文摘Amperometric studies have indicated that substance P as well as NMDA stimulates release of NO in rat aortic rings. These data have been confirmed by functional observations of vaso-relaxant action of NMDA within noradrenaline pre-contracted aortic rings, supporting the presence of NMDA receptor in rat aortic rings. It is known that the enzyme endothelial NO synthase (eNOS) mediates vasodilatation not only in rats, but also in C57BL6 mice aortic ring, indicating that in this blood vessel NO is the endogenous endothelium-derived vasodilator.
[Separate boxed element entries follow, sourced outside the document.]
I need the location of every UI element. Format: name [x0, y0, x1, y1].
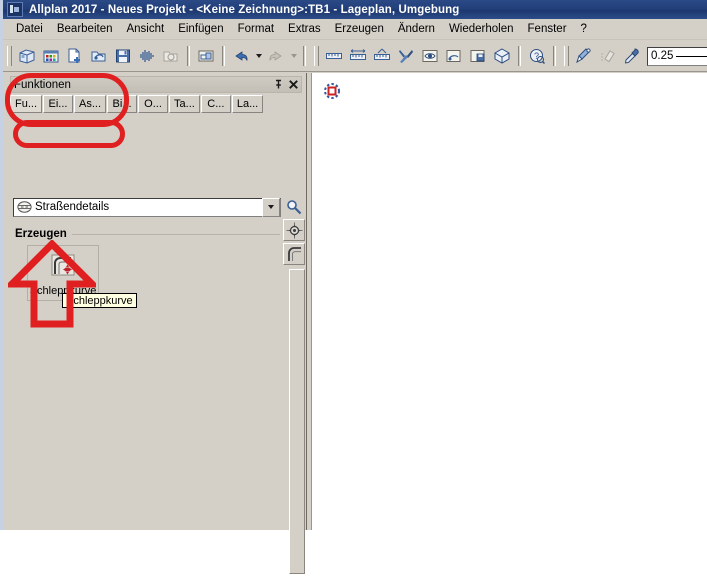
menu-item-help[interactable]: ? — [574, 21, 594, 37]
pin-icon[interactable] — [271, 77, 286, 92]
eyedropper-icon[interactable] — [620, 44, 644, 68]
toolbar-grip[interactable] — [7, 46, 12, 66]
menu-item-wiederholen[interactable]: Wiederholen — [442, 21, 521, 37]
toolbar-separator — [303, 46, 306, 66]
menu-item-extras[interactable]: Extras — [281, 21, 328, 37]
line-width-combo[interactable]: 0.25 — [647, 47, 707, 66]
measure-distance-icon[interactable] — [346, 44, 370, 68]
group-header-erzeugen: Erzeugen — [15, 226, 280, 242]
palette-tab-o[interactable]: O... — [138, 95, 168, 113]
eraser-icon[interactable] — [596, 44, 620, 68]
category-combo[interactable]: Straßendetails — [13, 198, 281, 217]
eye-visibility-icon[interactable] — [418, 44, 442, 68]
allplan-app-icon — [7, 2, 23, 17]
menu-item-ansicht[interactable]: Ansicht — [119, 21, 171, 37]
new-document-icon[interactable] — [63, 44, 87, 68]
redo-dropdown-arrow[interactable] — [288, 45, 299, 67]
category-value: Straßendetails — [35, 201, 262, 213]
menu-item-datei[interactable]: Datei — [9, 21, 50, 37]
measure-length-icon[interactable] — [322, 44, 346, 68]
category-chevron-down-icon[interactable] — [262, 198, 280, 217]
palette-tab-c[interactable]: C... — [201, 95, 231, 113]
snap-settings-icon[interactable] — [283, 219, 305, 241]
schleppkurve-icon — [48, 252, 78, 280]
toolbar-separator — [222, 46, 225, 66]
toolbar-grip[interactable] — [564, 46, 569, 66]
palette-tab-ei[interactable]: Ei... — [43, 95, 73, 113]
layer-copy-icon[interactable] — [442, 44, 466, 68]
road-details-icon — [17, 201, 32, 213]
palette-title: Funktionen — [11, 79, 271, 91]
menu-item-fenster[interactable]: Fenster — [521, 21, 574, 37]
palette-tab-ta[interactable]: Ta... — [169, 95, 200, 113]
menu-bar: Datei Bearbeiten Ansicht Einfügen Format… — [3, 19, 707, 40]
main-toolbar: ? — [3, 41, 707, 72]
origin-point-marker — [322, 81, 342, 101]
menu-item-format[interactable]: Format — [231, 21, 281, 37]
open-document-icon[interactable] — [87, 44, 111, 68]
drawing-canvas[interactable] — [311, 73, 707, 530]
title-bar: Allplan 2017 - Neues Projekt - <Keine Ze… — [3, 0, 707, 19]
tooltip-schleppkurve: Schleppkurve — [62, 293, 137, 308]
3d-box-icon[interactable] — [490, 44, 514, 68]
group-header-label: Erzeugen — [15, 228, 67, 240]
palette-tab-la[interactable]: La... — [232, 95, 263, 113]
toolbar-grip[interactable] — [314, 46, 319, 66]
palette-tab-as[interactable]: As... — [74, 95, 106, 113]
toolbar-separator — [187, 46, 190, 66]
palette-tab-funktionen[interactable]: Fu... — [10, 95, 42, 113]
palette-title-bar: Funktionen — [10, 76, 302, 93]
tools-icon[interactable] — [394, 44, 418, 68]
menu-item-aendern[interactable]: Ändern — [391, 21, 442, 37]
line-width-preview — [676, 56, 707, 57]
save-icon[interactable] — [111, 44, 135, 68]
palette-category-row: Straßendetails — [13, 197, 306, 217]
window-title: Allplan 2017 - Neues Projekt - <Keine Ze… — [29, 4, 459, 16]
group-header-rule — [72, 234, 280, 235]
sound-wave-icon[interactable] — [135, 44, 159, 68]
application-window: Allplan 2017 - Neues Projekt - <Keine Ze… — [0, 0, 707, 530]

In this work, amperometry together with specifically nitrites insensitive micro-biosensors have been applied to examine the effect of NMDA and substance P upon NO release in rat and in two strains of mice aortic rings. The electrochemical data monitored demonstrate that NMDA mediates vascular relaxation via NO in rats but not in mice. These results are supported by functional data, therefore they suggest that NMDA receptors are “not responding” within these experimental conditions in mice aortic rings.